Jest jednak szansa, żeby Oliwka odzyskała sprawność – przeszczep komórek macierzystych od dawcy, zdrowego dziecka. Mają odbudować to, co uszkodzone w jej mózgu. Leczenie Oliwii tą metodą może sprawić, iż odzyska sprawność w 80 %. Jest to jej jedyna szansa na samodzielne, normalne życie… Co najważniejsze - leczenie działa! Oliwia ma za sobą kilka przeszczepów, lepiej się rusza, chodzi, czuje swoje ciało… Leczenia nie można jednak przerwać – konieczne jest 5 następnych przeszczepów. Przeszkodą są tylko pieniądze... Za leczenia trzeba zapłacić, dlatego prosimy o pomoc, by zazielenić pasek nadzieją, że Oliwka będzie zdrowa.
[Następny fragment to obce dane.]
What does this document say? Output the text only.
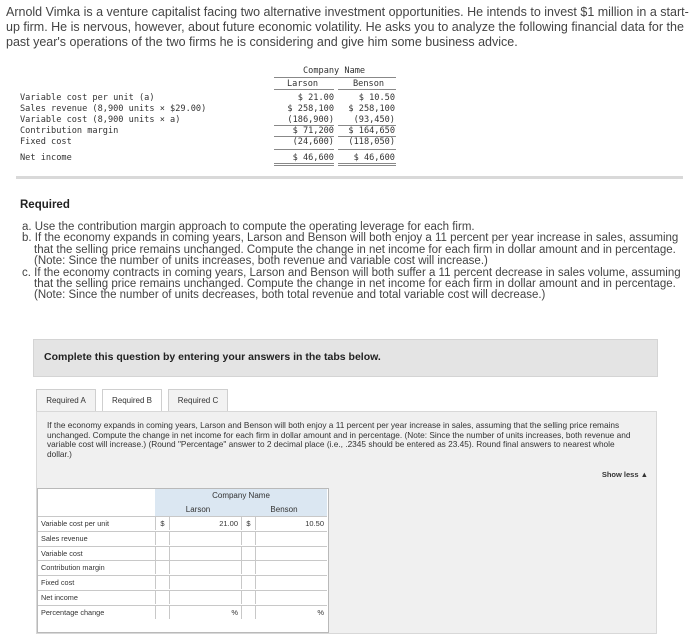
Arnold Vimka is a venture capitalist facing two alternative investment opportunities. He intends to invest $1 million in a start-up firm. He is nervous, however, about future economic volatility. He asks you to analyze the following financial data for the past year's operations of the two firms he is considering and give him some business advice.
Company Name
Larson	Benson
Variable cost per unit (a)	$ 21.00	$ 10.50
Sales revenue (8,900 units × $29.00)	$ 258,100	$ 258,100
Variable cost (8,900 units × a)	(186,900)	(93,450)
Contribution margin	$ 71,200	$ 164,650
Fixed cost	(24,600)	(118,050)
Net income	$ 46,600	$ 46,600
Required

a. Use the contribution margin approach to compute the operating leverage for each firm.

b. If the economy expands in coming years, Larson and Benson will both enjoy a 11 percent per year increase in sales, assuming that the selling price remains unchanged. Compute the change in net income for each firm in dollar amount and in percentage. (Note: Since the number of units increases, both revenue and variable cost will increase.)

c. If the economy contracts in coming years, Larson and Benson will both suffer a 11 percent decrease in sales volume, assuming that the selling price remains unchanged. Compute the change in net income for each firm in dollar amount and in percentage. (Note: Since the number of units decreases, both total revenue and total variable cost will decrease.)

Complete this question by entering your answers in the tabs below.
Required A	Required B	Required C
If the economy expands in coming years, Larson and Benson will both enjoy a 11 percent per year increase in sales, assuming that the selling price remains unchanged. Compute the change in net income for each firm in dollar amount and in percentage. (Note: Since the number of units increases, both revenue and variable cost will increase.) (Round "Percentage" answer to 2 decimal place (i.e., .2345 should be entered as 23.45). Round final answers to nearest whole dollar.)
Show less ▲
Company Name
Larson	Benson
Variable cost per unit	$	21.00	$	10.50
Sales revenue
Variable cost
Contribution margin
Fixed cost
Net income
Percentage change	%	%
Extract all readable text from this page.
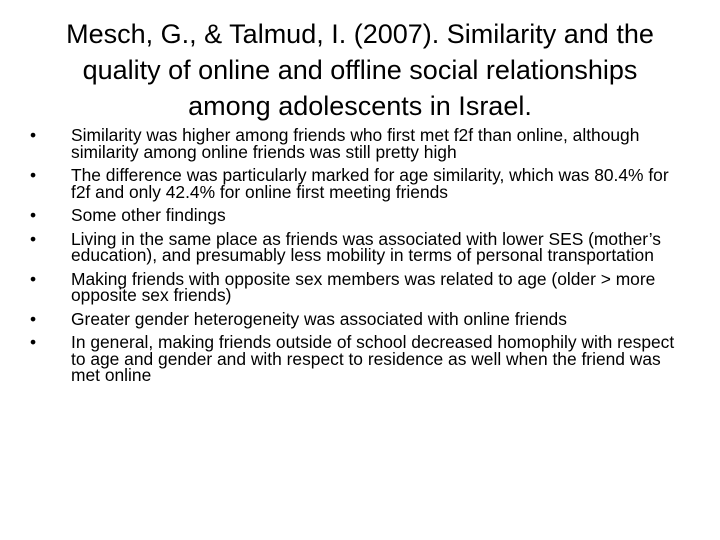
Mesch, G., & Talmud, I. (2007). Similarity and the
quality of online and offline social relationships
among adolescents in Israel.
•	Similarity was higher among friends who first met f2f than online, although similarity among online friends was still pretty high
•	The difference was particularly marked for age similarity, which was 80.4% for f2f and only 42.4% for online first meeting friends
•	Some other findings
•	Living in the same place as friends was associated with lower SES (mother’s education), and presumably less mobility in terms of personal transportation
•	Making friends with opposite sex members was related to age (older > more opposite sex friends)
•	Greater gender heterogeneity was associated with online friends
•	In general, making friends outside of school decreased homophily with respect to age and gender and with respect to residence as well when the friend was met online
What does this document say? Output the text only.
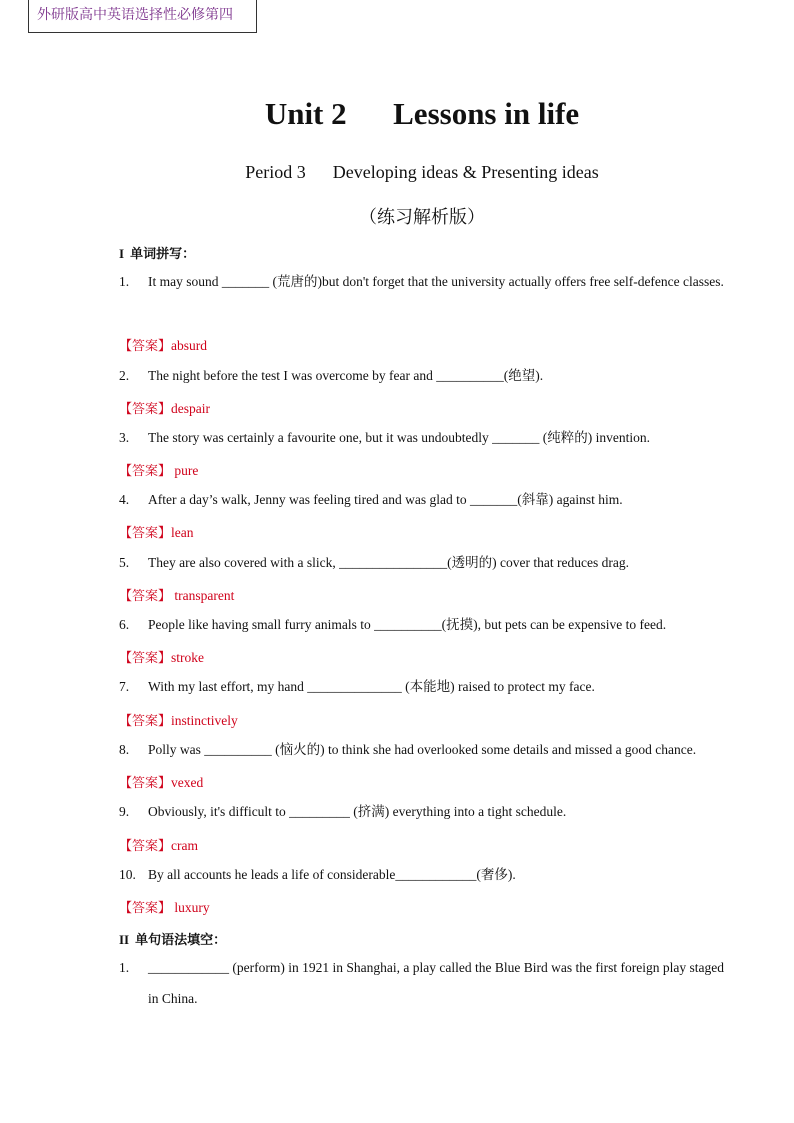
外研版高中英语选择性必修第四
Unit 2      Lessons in life
Period 3      Developing ideas & Presenting ideas
（练习解析版）
I 单词拼写：
1. It may sound _______ (荒唐的)but don't forget that the university actually offers free self-defence classes.
【答案】absurd
2. The night before the test I was overcome by fear and __________(绝望).
【答案】despair
3. The story was certainly a favourite one, but it was undoubtedly _______ (纯粹的) invention.
【答案】 pure
4. After a day’s walk, Jenny was feeling tired and was glad to _______(斜靠) against him.
【答案】lean
5. They are also covered with a slick, ________________(透明的) cover that reduces drag.
【答案】 transparent
6. People like having small furry animals to __________(抚摸), but pets can be expensive to feed.
【答案】stroke
7. With my last effort, my hand ______________ (本能地) raised to protect my face.
【答案】instinctively
8. Polly was __________ (恼火的) to think she had overlooked some details and missed a good chance.
【答案】vexed
9. Obviously, it's difficult to _________ (挤满) everything into a tight schedule.
【答案】cram
10. By all accounts he leads a life of considerable____________(奢侈).
【答案】 luxury
II 单句语法填空：
1. ____________ (perform) in 1921 in Shanghai, a play called the Blue Bird was the first foreign play staged in China.
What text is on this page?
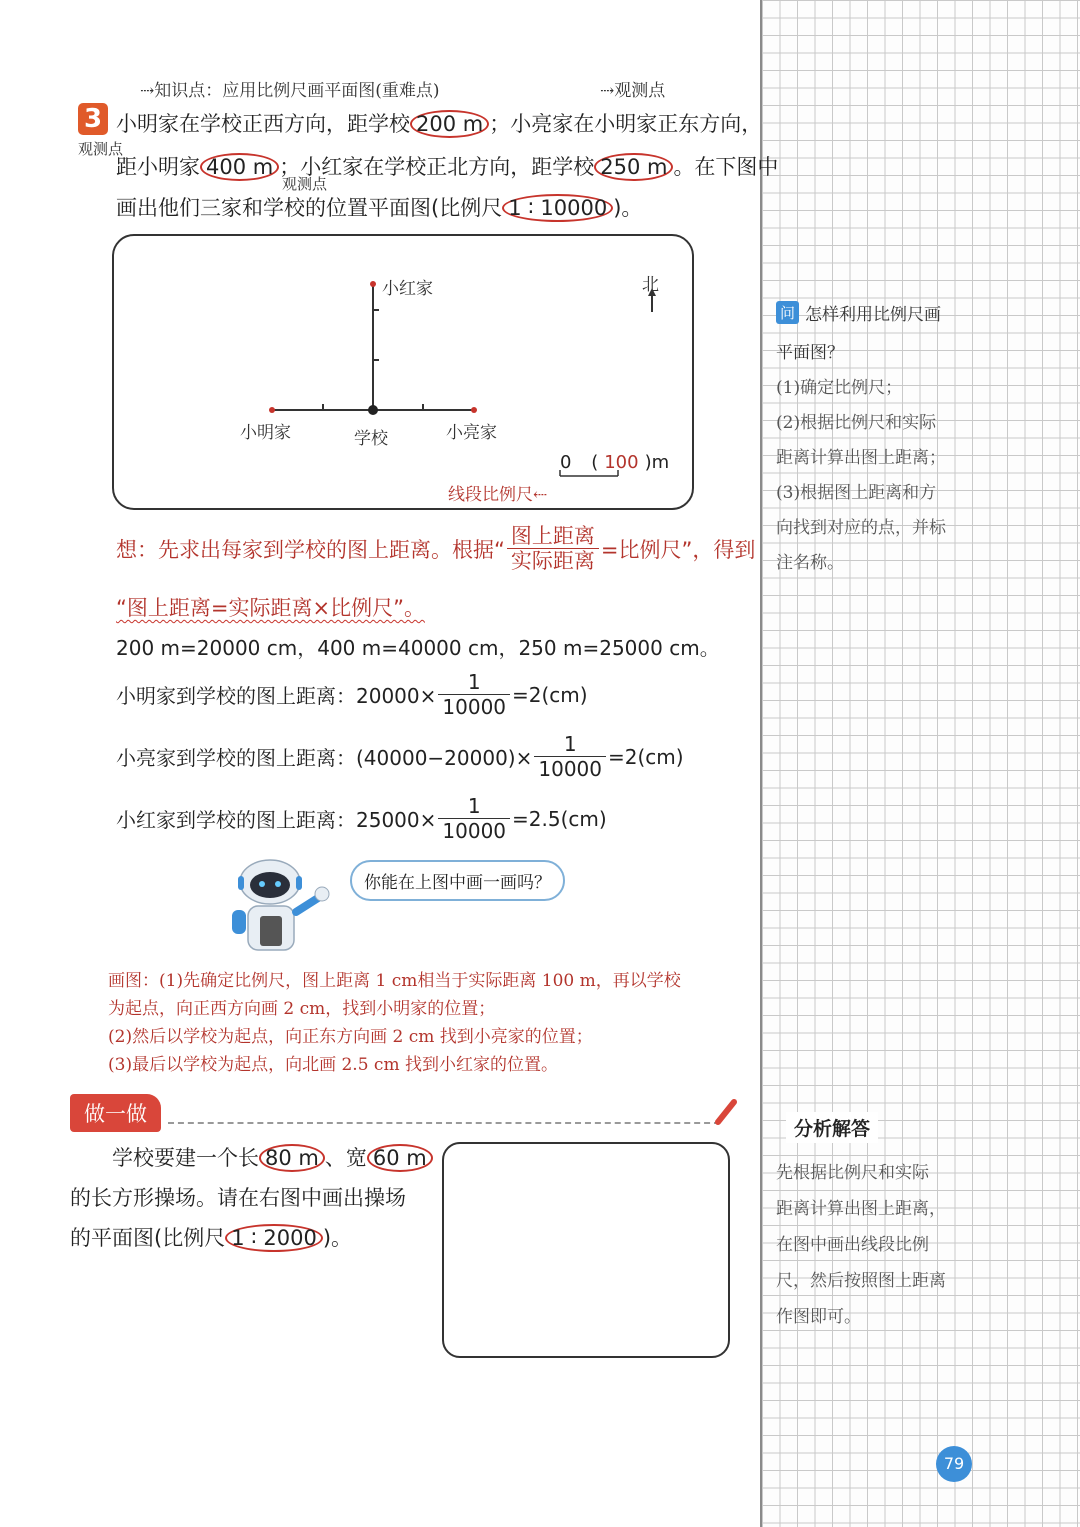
⇢知识点：应用比例尺画平面图(重难点)	⇢观测点
观测点
观测点
3 小明家在学校正西方向，距学校 200 m ；小亮家在小明家正东方向，
距小明家 400 m ；小红家在学校正北方向，距学校 250 m 。在下图中
画出他们三家和学校的位置平面图(比例尺 1 ∶ 10000 )。
小红家	北
小明家	学校	小亮家
0 ( 100 )m
线段比例尺⇠
想：先求出每家到学校的图上距离。根据“ $\frac{\text{图上距离}}{\text{实际距离}}$ =比例尺”，得到
“图上距离=实际距离×比例尺”。
200 m=20000 cm，400 m=40000 cm，250 m=25000 cm。
小明家到学校的图上距离：$20000\times \frac{1}{10000} =2(cm)$
小亮家到学校的图上距离：$(40000-20000)\times \frac{1}{10000} =2(cm)$
小红家到学校的图上距离：$25000\times \frac{1}{10000} =2.5(cm)$
你能在上图中画一画吗？
画图：(1)先确定比例尺，图上距离 1 cm相当于实际距离 100 m，再以学校
为起点，向正西方向画 2 cm，找到小明家的位置；
(2)然后以学校为起点，向正东方向画 2 cm 找到小亮家的位置；
(3)最后以学校为起点，向北画 2.5 cm 找到小红家的位置。
做一做
学校要建一个长 80 m 、宽 60 m
的长方形操场。请在右图中画出操场
的平面图(比例尺 1 ∶ 2000 )。
问 怎样利用比例尺画
平面图？
(1)确定比例尺；
(2)根据比例尺和实际
距离计算出图上距离；
(3)根据图上距离和方
向找到对应的点，并标
注名称。
分析解答
先根据比例尺和实际
距离计算出图上距离，
在图中画出线段比例
尺，然后按照图上距离
作图即可。
79
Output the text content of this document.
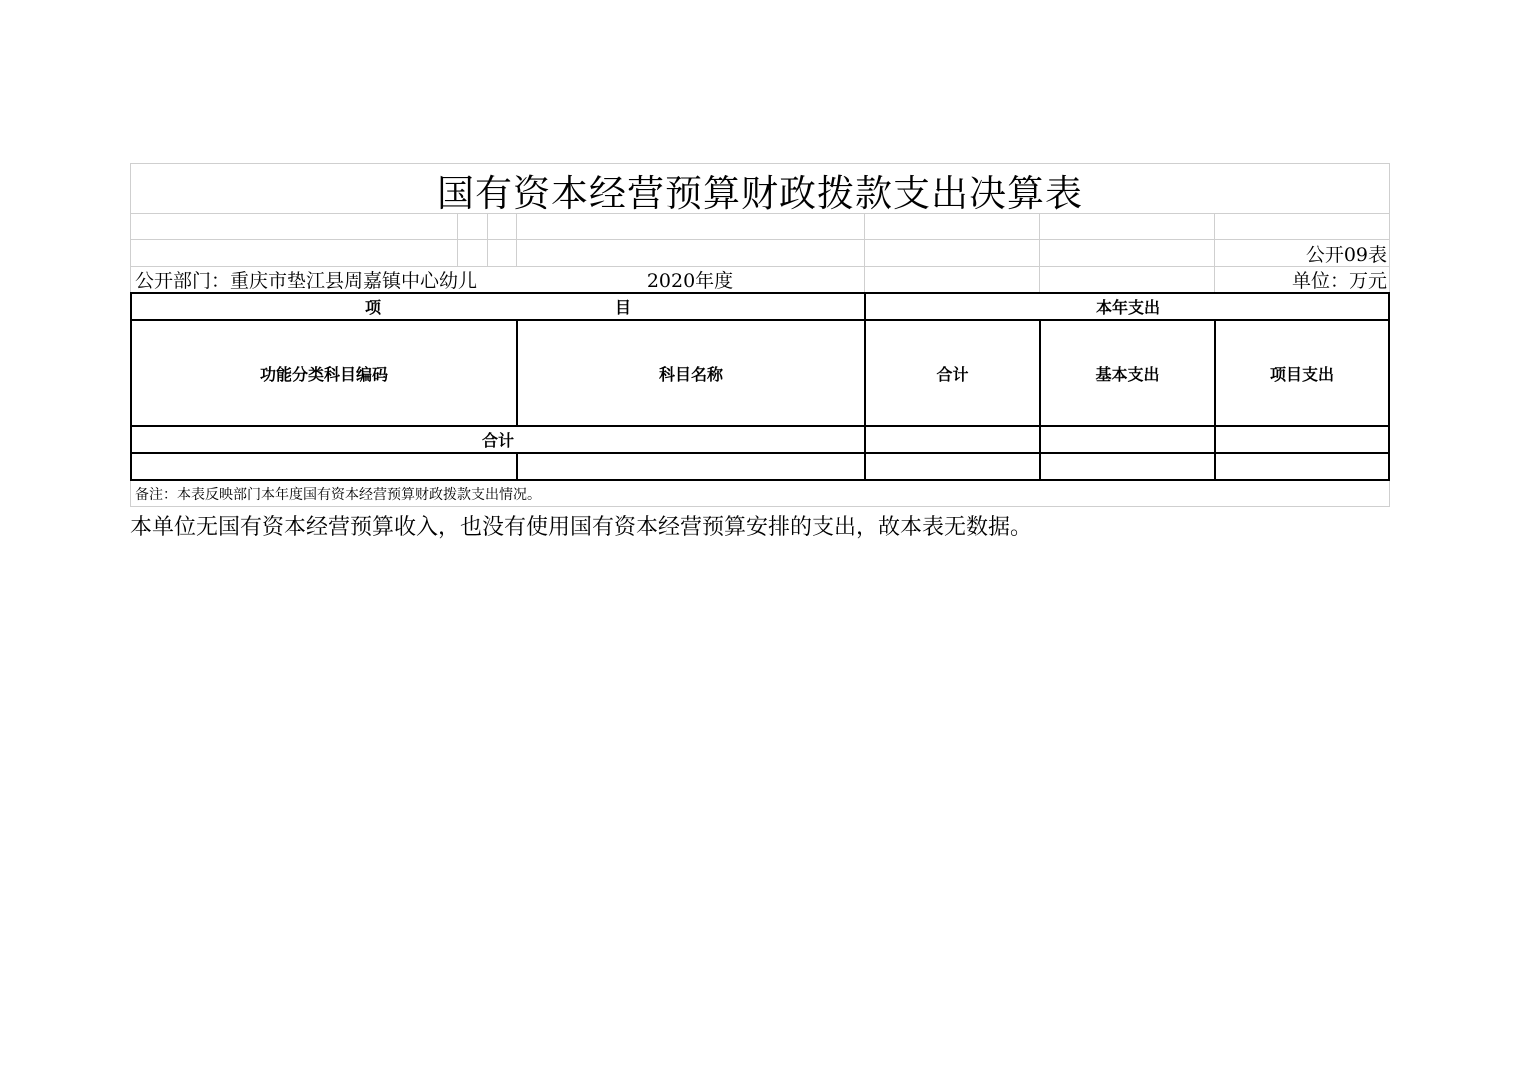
国有资本经营预算财政拨款支出决算表
公开09表
公开部门：重庆市垫江县周嘉镇中心幼儿	2020年度	单位：万元
项	目	本年支出
功能分类科目编码	科目名称	合计	基本支出	项目支出
合计
备注：本表反映部门本年度国有资本经营预算财政拨款支出情况。
本单位无国有资本经营预算收入，也没有使用国有资本经营预算安排的支出，故本表无数据。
Chowam dumę do kieszeni i proszę o Twoją pomoc, bo nic nie jest tak ważne jak zdrowie i szczęście Oliwci. Proszę, pomóż sprawić, aby dzieciństwo Oliwki i jej dalsze życie było pozbawione łez i ciężkich rehabilitacji. Bez Twojej pomocy nie jestem w stanie wyleczyć córeczki. Proszę - odmień życie mojego dziecka, spraw dla mnie ten cud.